The problematic machine cannot be shut down by either the GUI or the shell-command.
[~]$ esxcli vmprocess list [~]$ esxcli vm process kill --type=force XXXX
When I checked the logs for that time, I noticed the following points.
hostd.log
2021-05-13T11:17:01.338Z info hostd[2099735] [Originator@6876 sub=Vmsvc.vm:/vmfs/volumes/5e8f6af8-ef17ef81-a40a-b4969140d48c/test-HOGE03/test-HOGE03.vmx] Turning off heartbeat checker
2021-05-13T11:17:44.334Z error hostd[2098983] [Originator@6876 sub=Default] IpmiIfcOpenIpmiOpen: open(/dev/ipmi0, RDWR) failed 2 m
2021-05-13T11:17:49.256Z error hostd[2220401] [Originator@6876 sub=Default] [LikewiseGetDomainJoinInfo:354] QueryInformation(): ERROR_FILE_NOT_FOUND (2/0):
vmkwarning.log
2021-05-13T11:17:03.193Z cpu26:2099890)WARNING: VSCSI: 3510: handle 8193(vscsi0:1):WaitForCIF: Issuing reset; number of CIF:2
2021-05-13T11:17:03.193Z cpu26:2099890)WARNING: VSCSI: 2657: handle 8193(vscsi0:1):Ignoring double reset
vmkernel.log
2021-05-13T11:07:40.680Z cpu3:2097896)DVFilter: 5963: Checking disconnected filters for timeouts
2021-05-13T11:17:00.191Z cpu26:2099890)VSCSI: 2623: handle 8193(vscsi0:1):Reset request on FSS handle 1968762 (1 outstanding commands) from (vmm0:test-HOGE03)
2021-05-13T11:17:00.191Z cpu0:2097544)VSCSI: 2903: handle 8193(vscsi0:1):Reset [Retries: 0/0] from (vmm0:test-HOGE03)

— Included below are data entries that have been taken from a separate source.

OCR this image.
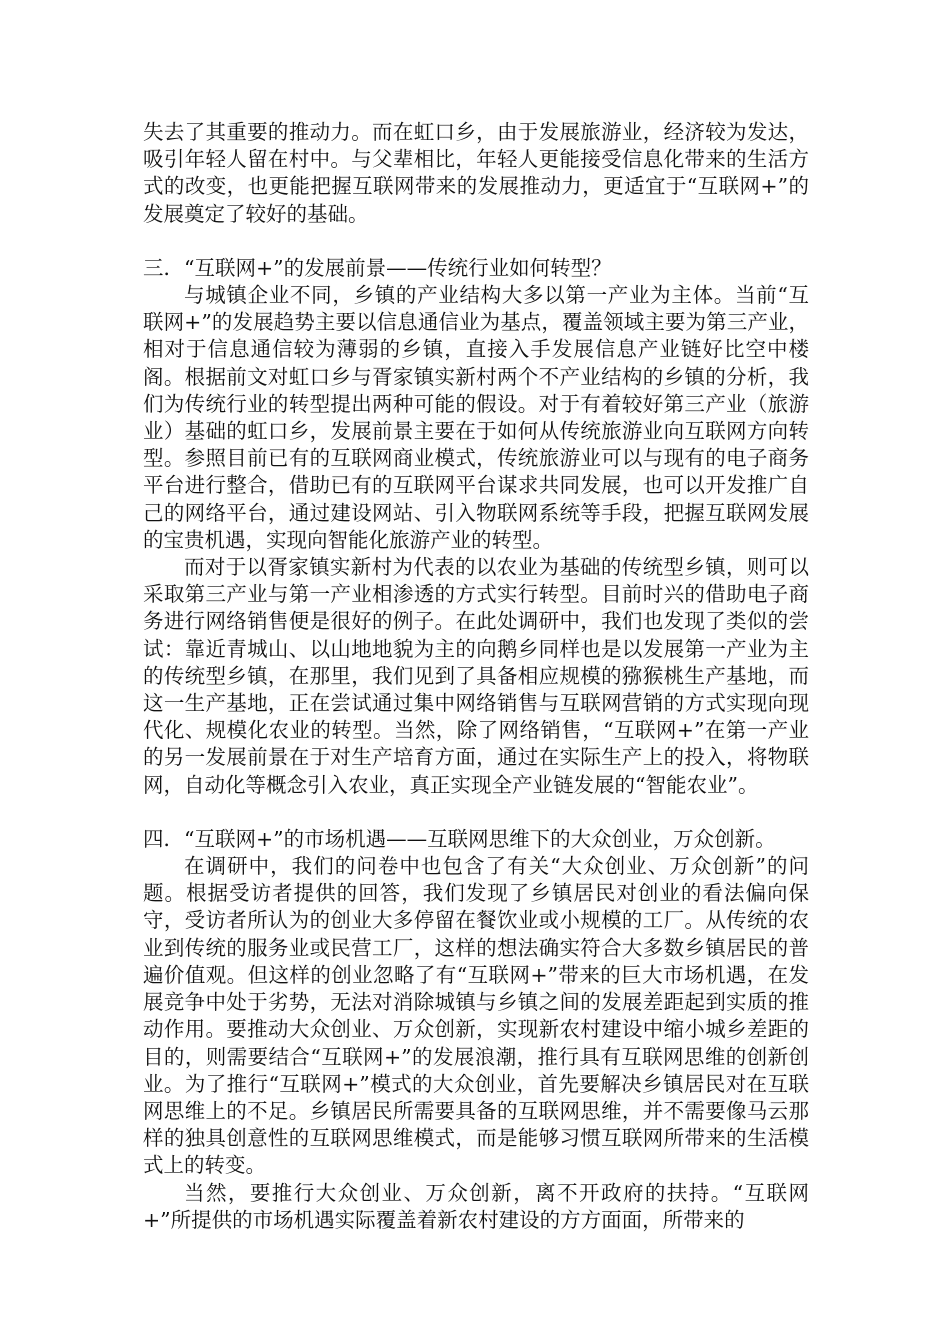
失去了其重要的推动力。而在虹口乡，由于发展旅游业，经济较为发达，吸引年轻人留在村中。与父辈相比，年轻人更能接受信息化带来的生活方式的改变，也更能把握互联网带来的发展推动力，更适宜于“互联网+”的发展奠定了较好的基础。

三．“互联网+”的发展前景——传统行业如何转型？

与城镇企业不同，乡镇的产业结构大多以第一产业为主体。当前“互联网+”的发展趋势主要以信息通信业为基点，覆盖领域主要为第三产业，相对于信息通信较为薄弱的乡镇，直接入手发展信息产业链好比空中楼阁。根据前文对虹口乡与胥家镇实新村两个不产业结构的乡镇的分析，我们为传统行业的转型提出两种可能的假设。对于有着较好第三产业（旅游业）基础的虹口乡，发展前景主要在于如何从传统旅游业向互联网方向转型。参照目前已有的互联网商业模式，传统旅游业可以与现有的电子商务平台进行整合，借助已有的互联网平台谋求共同发展，也可以开发推广自己的网络平台，通过建设网站、引入物联网系统等手段，把握互联网发展的宝贵机遇，实现向智能化旅游产业的转型。

而对于以胥家镇实新村为代表的以农业为基础的传统型乡镇，则可以采取第三产业与第一产业相渗透的方式实行转型。目前时兴的借助电子商务进行网络销售便是很好的例子。在此处调研中，我们也发现了类似的尝试：靠近青城山、以山地地貌为主的向鹅乡同样也是以发展第一产业为主的传统型乡镇，在那里，我们见到了具备相应规模的猕猴桃生产基地，而这一生产基地，正在尝试通过集中网络销售与互联网营销的方式实现向现代化、规模化农业的转型。当然，除了网络销售，“互联网+”在第一产业的另一发展前景在于对生产培育方面，通过在实际生产上的投入，将物联网，自动化等概念引入农业，真正实现全产业链发展的“智能农业”。

四．“互联网+”的市场机遇——互联网思维下的大众创业，万众创新。

在调研中，我们的问卷中也包含了有关“大众创业、万众创新”的问题。根据受访者提供的回答，我们发现了乡镇居民对创业的看法偏向保守，受访者所认为的创业大多停留在餐饮业或小规模的工厂。从传统的农业到传统的服务业或民营工厂，这样的想法确实符合大多数乡镇居民的普遍价值观。但这样的创业忽略了有“互联网+”带来的巨大市场机遇，在发展竞争中处于劣势，无法对消除城镇与乡镇之间的发展差距起到实质的推动作用。要推动大众创业、万众创新，实现新农村建设中缩小城乡差距的目的，则需要结合“互联网+”的发展浪潮，推行具有互联网思维的创新创业。为了推行“互联网+”模式的大众创业，首先要解决乡镇居民对在互联网思维上的不足。乡镇居民所需要具备的互联网思维，并不需要像马云那样的独具创意性的互联网思维模式，而是能够习惯互联网所带来的生活模式上的转变。

当然，要推行大众创业、万众创新，离不开政府的扶持。“互联网+”所提供的市场机遇实际覆盖着新农村建设的方方面面，所带来的
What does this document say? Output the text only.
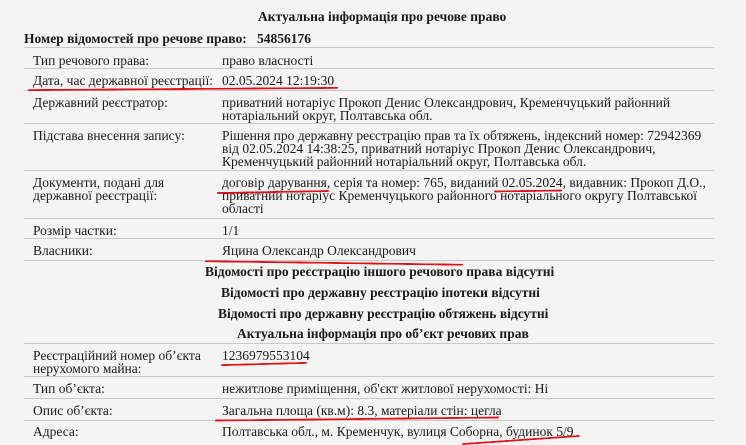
Актуальна інформація про речове право
Номер відомостей про речове право: 54856176
Тип речового права:	право власності
Дата, час державної реєстрації: 02.05.2024 12:19:30
Державний реєстратор:	приватний нотаріус Прокоп Денис Олександрович, Кременчуцький районний
нотаріальний округ, Полтавська обл.
Підстава внесення запису:	Рішення про державну реєстрацію прав та їх обтяжень, індексний номер: 72942369
від 02.05.2024 14:38:25, приватний нотаріус Прокоп Денис Олександрович,
Кременчуцький районний нотаріальний округ, Полтавська обл.
Документи, подані для
державної реєстрації:
договір дарування, серія та номер: 765, виданий 02.05.2024, видавник: Прокоп Д.О.,
приватний нотаріус Кременчуцького районного нотаріального округу Полтавської
області
Розмір частки:	1/1
Власники:	Яцина Олександр Олександрович
Відомості про реєстрацію іншого речового права відсутні
Відомості про державну реєстрацію іпотеки відсутні
Відомості про державну реєстрацію обтяжень відсутні
Актуальна інформація про об’єкт речових прав
Реєстраційний номер об’єкта
нерухомого майна:
1236979553104
Тип об’єкта:	нежитлове приміщення, об'єкт житлової нерухомості: Ні
Опис об’єкта:	Загальна площа (кв.м): 8.3, матеріали стін: цегла
Адреса:	Полтавська обл., м. Кременчук, вулиця Соборна, будинок 5/9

2021-05-13T11:17:00.191Z cpu0:2097544)vmw_ahci[00000b00]: scsiTaskMgmtCommand:VMK Task: VIRT_RESET initiator=0x430824ce0f80
2021-05-13T11:17:00.191Z cpu0:2097544)vmw_ahci[00000b00]: ahciAbortIO:(curr) HWQD: 0 BusyL: 0
2021-05-13T11:17:00.193Z cpu0:2097544)vmw_ahci[00000b00]: scsiTaskMgmtCommand:VMK Task: VIRT_RESET initiator=0x430824ce0f80
2021-05-13T11:17:00.193Z cpu0:2097544)vmw_ahci[00000b00]: ahciAbortIO:(curr) HWQD: 0 BusyL: 0
2021-05-13T11:17:00.195Z cpu0:2097544)vmw_ahci[00000c00]: scsiTaskMgmtCommand:VMK Task: VIRT_RESET initiator=0x430824ce0f80
2021-05-13T11:17:00.195Z cpu0:2097544)vmw_ahci[00000c00]: ahciAbortIO:(curr) HWQD: 0 BusyL: 0
2021-05-13T11:17:03.193Z cpu26:2099890)WARNING: VSCSI: 3510: handle 8193(vscsi0:1):WaitForCIF: Issuing reset; number of CIF:2
2021-05-13T11:17:03.193Z cpu26:2099890)WARNING: VSCSI: 2657: handle 8193(vscsi0:1):Ignoring double reset
2021-05-13T11:17:30.680Z cpu6:2097544)VSCSI: 2903: handle 8193(vscsi0:1):Reset [Retries: 1/0] from (vmm0:test-HOGE03)
2021-05-13T11:17:30.680Z cpu6:2097544)vmw_ahci[00000b00]: scsiTaskMgmtCommand:VMK Task: VIRT_RESET initiator=0x430824ce0f80
2021-05-13T11:17:30.680Z cpu6:2097544)vmw_ahci[00000b00]: ahciAbortIO:(curr) HWQD: 0 BusyL: 0
It felt like the datastore was being reset.
That datastore is configured with VMFS6 on local storage. (SSD 1TB x 3)
Does anybody have a solution for this?
Thank you.
Hope these KB articles help: both articles hold similar symptoms.
https://kb.vmware.com/s/article/2152008
https://kb.vmware.com/s/article/2150962
Thanks, Virt-aid.
https://kb.vmware.com/s/article/2152008https://kb.vmware.com/s/article/2150962
These articles said it is already supported in ESXi 6.5(Patch 01).
So I am hoping that ESXi 6.7(which I have adopted) will not have this problem.
Or should I use ESXi 6.5 instead of 6.7?
Thanks.
It's just my guess, but...is it possible that "Thin Provisioning" is the cause?
Guest "Windows 10" where the problem occurred uses "Thin Provisioning" vmdk for data-drive.